Mary Heftel Hooton Collection
Mary Reardon Heftel Hooton (July 5, 1919-January 1, 1993) worked as a lawyer and judge in Chicago for over forty years. As a lawyer she specialized in matrimonial law and was a committed advocate for children’s rights. As a state judge she served on the Juvenile Court, Housing Court, and as the supervising judge at the First Municipal Court. She was involved in the Women’s Bar Association of Illinois (WBAI) for decades and served as its president from 1976-1977. In honor of her service, the WBAI bestows the Judge Mary Heftel Hooton Award to a lawyer or judge who has advanced the cause of women lawyers.

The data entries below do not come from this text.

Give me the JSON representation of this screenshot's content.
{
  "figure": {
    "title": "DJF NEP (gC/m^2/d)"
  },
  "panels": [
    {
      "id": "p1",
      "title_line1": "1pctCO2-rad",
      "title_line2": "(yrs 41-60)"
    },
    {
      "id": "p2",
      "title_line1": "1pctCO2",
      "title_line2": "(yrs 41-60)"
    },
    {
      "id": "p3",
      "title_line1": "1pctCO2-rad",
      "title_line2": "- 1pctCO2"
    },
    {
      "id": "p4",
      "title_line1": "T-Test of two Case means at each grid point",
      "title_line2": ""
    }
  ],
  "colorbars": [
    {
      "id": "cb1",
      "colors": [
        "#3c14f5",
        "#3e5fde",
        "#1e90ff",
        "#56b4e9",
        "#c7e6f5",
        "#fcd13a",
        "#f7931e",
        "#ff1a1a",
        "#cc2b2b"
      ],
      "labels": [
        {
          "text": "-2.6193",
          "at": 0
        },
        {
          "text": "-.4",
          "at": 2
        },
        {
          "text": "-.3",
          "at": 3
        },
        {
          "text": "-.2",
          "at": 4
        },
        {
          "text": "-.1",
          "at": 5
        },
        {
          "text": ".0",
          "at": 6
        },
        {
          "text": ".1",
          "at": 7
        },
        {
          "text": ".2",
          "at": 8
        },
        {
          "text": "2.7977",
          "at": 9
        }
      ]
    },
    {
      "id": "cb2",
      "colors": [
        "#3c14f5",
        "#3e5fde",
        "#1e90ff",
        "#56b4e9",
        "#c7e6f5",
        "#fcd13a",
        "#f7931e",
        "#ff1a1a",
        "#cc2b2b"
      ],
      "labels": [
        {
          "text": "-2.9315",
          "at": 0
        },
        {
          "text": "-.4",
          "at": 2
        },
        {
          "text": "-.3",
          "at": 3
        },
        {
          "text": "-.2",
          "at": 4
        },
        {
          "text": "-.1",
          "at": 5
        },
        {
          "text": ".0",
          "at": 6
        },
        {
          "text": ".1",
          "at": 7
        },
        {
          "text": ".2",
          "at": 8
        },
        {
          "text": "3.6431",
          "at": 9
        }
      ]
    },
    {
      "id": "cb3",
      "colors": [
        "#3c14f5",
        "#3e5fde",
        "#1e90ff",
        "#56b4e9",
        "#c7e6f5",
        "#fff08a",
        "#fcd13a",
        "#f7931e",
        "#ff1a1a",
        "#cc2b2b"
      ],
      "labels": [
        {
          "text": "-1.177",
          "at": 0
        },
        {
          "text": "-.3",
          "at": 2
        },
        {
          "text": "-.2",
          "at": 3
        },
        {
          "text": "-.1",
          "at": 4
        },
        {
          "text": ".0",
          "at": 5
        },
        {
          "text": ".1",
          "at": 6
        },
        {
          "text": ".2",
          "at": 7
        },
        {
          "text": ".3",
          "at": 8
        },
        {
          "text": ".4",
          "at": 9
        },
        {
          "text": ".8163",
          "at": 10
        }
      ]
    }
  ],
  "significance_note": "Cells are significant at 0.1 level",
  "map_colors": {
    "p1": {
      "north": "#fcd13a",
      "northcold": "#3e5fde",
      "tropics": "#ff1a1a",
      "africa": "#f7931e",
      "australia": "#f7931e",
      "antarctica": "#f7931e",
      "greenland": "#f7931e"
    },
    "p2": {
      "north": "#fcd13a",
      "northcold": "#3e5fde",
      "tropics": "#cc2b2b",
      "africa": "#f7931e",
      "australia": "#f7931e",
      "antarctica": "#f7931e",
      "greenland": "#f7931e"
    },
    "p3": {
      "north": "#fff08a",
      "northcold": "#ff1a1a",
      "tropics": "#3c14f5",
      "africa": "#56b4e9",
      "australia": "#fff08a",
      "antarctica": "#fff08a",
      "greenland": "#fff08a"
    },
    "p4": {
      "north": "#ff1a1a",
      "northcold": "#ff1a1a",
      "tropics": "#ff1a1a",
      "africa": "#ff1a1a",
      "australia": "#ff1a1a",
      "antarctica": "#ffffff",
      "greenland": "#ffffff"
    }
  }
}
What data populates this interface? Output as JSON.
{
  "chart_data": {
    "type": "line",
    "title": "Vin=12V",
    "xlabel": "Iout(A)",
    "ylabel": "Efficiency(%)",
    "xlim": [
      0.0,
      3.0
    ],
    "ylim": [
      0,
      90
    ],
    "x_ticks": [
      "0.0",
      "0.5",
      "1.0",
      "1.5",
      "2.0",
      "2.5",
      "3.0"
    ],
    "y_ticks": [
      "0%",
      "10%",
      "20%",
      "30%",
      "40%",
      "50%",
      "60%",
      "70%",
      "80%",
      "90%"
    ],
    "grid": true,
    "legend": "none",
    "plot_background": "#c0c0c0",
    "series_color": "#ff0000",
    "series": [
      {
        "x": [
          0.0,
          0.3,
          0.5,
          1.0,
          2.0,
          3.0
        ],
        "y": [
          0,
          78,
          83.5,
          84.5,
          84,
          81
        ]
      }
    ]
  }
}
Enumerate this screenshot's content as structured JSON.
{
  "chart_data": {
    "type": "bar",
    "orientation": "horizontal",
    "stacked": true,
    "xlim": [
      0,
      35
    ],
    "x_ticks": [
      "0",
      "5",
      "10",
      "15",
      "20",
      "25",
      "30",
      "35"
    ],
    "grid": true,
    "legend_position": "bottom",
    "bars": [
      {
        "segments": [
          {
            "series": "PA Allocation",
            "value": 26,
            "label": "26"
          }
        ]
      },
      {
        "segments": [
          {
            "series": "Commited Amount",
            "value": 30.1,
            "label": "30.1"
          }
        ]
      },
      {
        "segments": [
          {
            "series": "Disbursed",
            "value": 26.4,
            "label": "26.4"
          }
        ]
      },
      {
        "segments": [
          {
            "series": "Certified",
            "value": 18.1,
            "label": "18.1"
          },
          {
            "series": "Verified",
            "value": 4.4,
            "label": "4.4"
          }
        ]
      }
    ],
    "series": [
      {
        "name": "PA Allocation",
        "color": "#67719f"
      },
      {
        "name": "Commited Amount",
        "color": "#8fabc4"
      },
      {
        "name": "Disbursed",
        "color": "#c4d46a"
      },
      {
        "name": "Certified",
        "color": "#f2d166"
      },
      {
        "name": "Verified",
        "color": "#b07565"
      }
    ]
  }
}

Born and raised in New York City she was briefly married to Thomas Hooton. In 1936 she moved to Chicago, attended DePaul University law school graduating in 1943, and went into private practice. In 1948 she married realtor William Heftel and shared an office with him first at 30 N. La Salle and later at 188 W. Randolph Street. Decades later, Heftel managed his wife’s successful 1976 campaign to the Illinois judgeship. She ran as an independent and bucked the Chicago Democratic political machine. As a new judge on the state Juvenile Court, Hooton immediately became embroiled in a dispute with the Illinois Department of Children and Family Services (DCFS). Hooton ordered children be removed from dangerous foster homes, defying the DCFS directives. During the fall of 1976 this conflict played out in the pages of the Chicago Tribune generating editorials and letters for and against Hooton. Hooton and her second husband raised nine foster children. At her death she willed her estate to the WBAI.